A Baptist minister, T.C. (as he was known for much of his political career) was elected as a firebrand federal MP in 1935, then became leader of the provincial Co-operative Commonwealth Federation leader in Saskatchewan in 1942. Two years later, in 1944, the CCF swept to power, the first socialist government in North America. Douglas won five straight majority governments, remaining premier until 1961. He then returned to federal politics as leader of the newly minted New Democratic Party, which he led until 1971, and then served as an opposition MP for another eight years until his retirement. (Douglas died of cancer in 1986, at the age of 81.)
The constant throughout was the preacher-politician’s fervent dedication to implementing and expanding universal health care. The quest began in Saskatchewan in 1947 with the first universal hospital insurance plan, then a more contentious expansion into publicly funded medical care in 1961.
Tommy Douglas and the Quest for Medicare in Canada begins with a detailed look at a single day, Oct. 13, 1961, when the medical care bill was first introduced, and Douglas’s impassioned defence of it in the legislature, “arguably the apotheosis of his political career.”
The controversy surrounding the bill, which would eventually be adopted in July, 1962, culminated in a 23-day doctors’ strike, and fierce national debate about the merits and demerits of medicare.
At almost 700 pages of very small print, including 175 pages of footnotes, the book is aimed at public policy nerds more than the general public.
But, to his credit, Marchildon, a professor emeritus at the University of Toronto, and the foremost scholar on Canadian medicare, does not write like a stuffy academic. He is obviously passionate about the topic, and the passion shines through.

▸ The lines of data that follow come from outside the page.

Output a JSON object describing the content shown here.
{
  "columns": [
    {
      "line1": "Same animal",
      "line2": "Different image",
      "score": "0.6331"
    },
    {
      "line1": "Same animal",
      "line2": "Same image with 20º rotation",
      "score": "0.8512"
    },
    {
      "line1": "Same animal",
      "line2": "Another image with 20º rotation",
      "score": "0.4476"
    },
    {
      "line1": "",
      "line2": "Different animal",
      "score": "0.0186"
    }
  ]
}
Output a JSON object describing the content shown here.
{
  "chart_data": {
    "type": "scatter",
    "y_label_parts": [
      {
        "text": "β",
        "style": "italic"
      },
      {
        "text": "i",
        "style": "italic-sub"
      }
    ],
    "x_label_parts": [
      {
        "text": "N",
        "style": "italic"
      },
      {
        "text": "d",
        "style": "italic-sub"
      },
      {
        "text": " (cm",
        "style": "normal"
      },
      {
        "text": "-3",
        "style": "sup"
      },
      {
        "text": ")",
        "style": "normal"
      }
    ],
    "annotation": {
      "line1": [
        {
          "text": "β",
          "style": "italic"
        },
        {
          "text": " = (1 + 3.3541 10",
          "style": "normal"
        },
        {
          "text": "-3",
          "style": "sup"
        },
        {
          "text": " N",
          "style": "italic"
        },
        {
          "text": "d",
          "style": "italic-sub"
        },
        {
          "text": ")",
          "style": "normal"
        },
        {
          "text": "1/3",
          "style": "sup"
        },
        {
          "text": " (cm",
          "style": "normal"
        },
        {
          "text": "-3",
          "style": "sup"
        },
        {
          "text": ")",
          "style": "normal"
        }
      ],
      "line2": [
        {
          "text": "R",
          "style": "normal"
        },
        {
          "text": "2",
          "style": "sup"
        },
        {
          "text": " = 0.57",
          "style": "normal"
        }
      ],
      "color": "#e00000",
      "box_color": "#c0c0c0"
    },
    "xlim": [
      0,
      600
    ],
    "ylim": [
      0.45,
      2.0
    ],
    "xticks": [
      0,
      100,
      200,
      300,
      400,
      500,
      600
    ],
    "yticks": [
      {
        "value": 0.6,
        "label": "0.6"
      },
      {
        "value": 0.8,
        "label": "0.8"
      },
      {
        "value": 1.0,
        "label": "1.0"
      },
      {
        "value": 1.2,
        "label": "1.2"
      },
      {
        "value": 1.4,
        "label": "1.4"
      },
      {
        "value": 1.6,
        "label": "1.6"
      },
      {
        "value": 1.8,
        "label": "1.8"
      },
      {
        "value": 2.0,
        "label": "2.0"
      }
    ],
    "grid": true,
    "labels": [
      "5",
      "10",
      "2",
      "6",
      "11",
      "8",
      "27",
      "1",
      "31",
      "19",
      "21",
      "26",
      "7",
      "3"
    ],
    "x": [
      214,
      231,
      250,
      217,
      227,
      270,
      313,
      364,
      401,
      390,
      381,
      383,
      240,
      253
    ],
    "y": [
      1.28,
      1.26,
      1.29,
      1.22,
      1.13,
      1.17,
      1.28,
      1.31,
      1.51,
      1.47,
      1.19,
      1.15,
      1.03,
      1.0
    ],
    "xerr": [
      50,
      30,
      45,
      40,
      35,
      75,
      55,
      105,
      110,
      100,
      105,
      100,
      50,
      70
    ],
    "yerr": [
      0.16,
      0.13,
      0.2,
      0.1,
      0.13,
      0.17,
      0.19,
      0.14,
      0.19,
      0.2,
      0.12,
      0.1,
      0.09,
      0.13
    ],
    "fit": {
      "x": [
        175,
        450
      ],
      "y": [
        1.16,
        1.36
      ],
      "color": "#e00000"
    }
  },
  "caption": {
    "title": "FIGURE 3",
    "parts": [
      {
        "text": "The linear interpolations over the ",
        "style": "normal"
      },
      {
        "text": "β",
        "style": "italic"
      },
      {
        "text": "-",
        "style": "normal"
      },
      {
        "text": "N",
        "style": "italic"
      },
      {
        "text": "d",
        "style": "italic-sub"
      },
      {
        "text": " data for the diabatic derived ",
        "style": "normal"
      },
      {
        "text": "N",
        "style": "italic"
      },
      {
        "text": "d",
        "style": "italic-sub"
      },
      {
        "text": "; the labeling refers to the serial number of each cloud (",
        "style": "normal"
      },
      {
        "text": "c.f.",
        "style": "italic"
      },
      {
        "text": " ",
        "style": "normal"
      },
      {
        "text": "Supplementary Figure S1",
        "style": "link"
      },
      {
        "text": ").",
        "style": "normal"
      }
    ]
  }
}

There are even some lovely turns of phrase: Writing about Douglas’s shadow looming over the bitter doctors’ strike after resignation as premier, Marchildon says that he was “a little like Banquo’s ghost during the banquet in Shakespeare’s Macbeth.”
Today, in this time of existential crisis for Canada, the ghost of Douglas continues to hover over the medicare debate.
More than anything, Marchildon’s tome should lead us to wonder: Where is the Tommy Douglas of the 21st century, the savior medicare so desperately needs?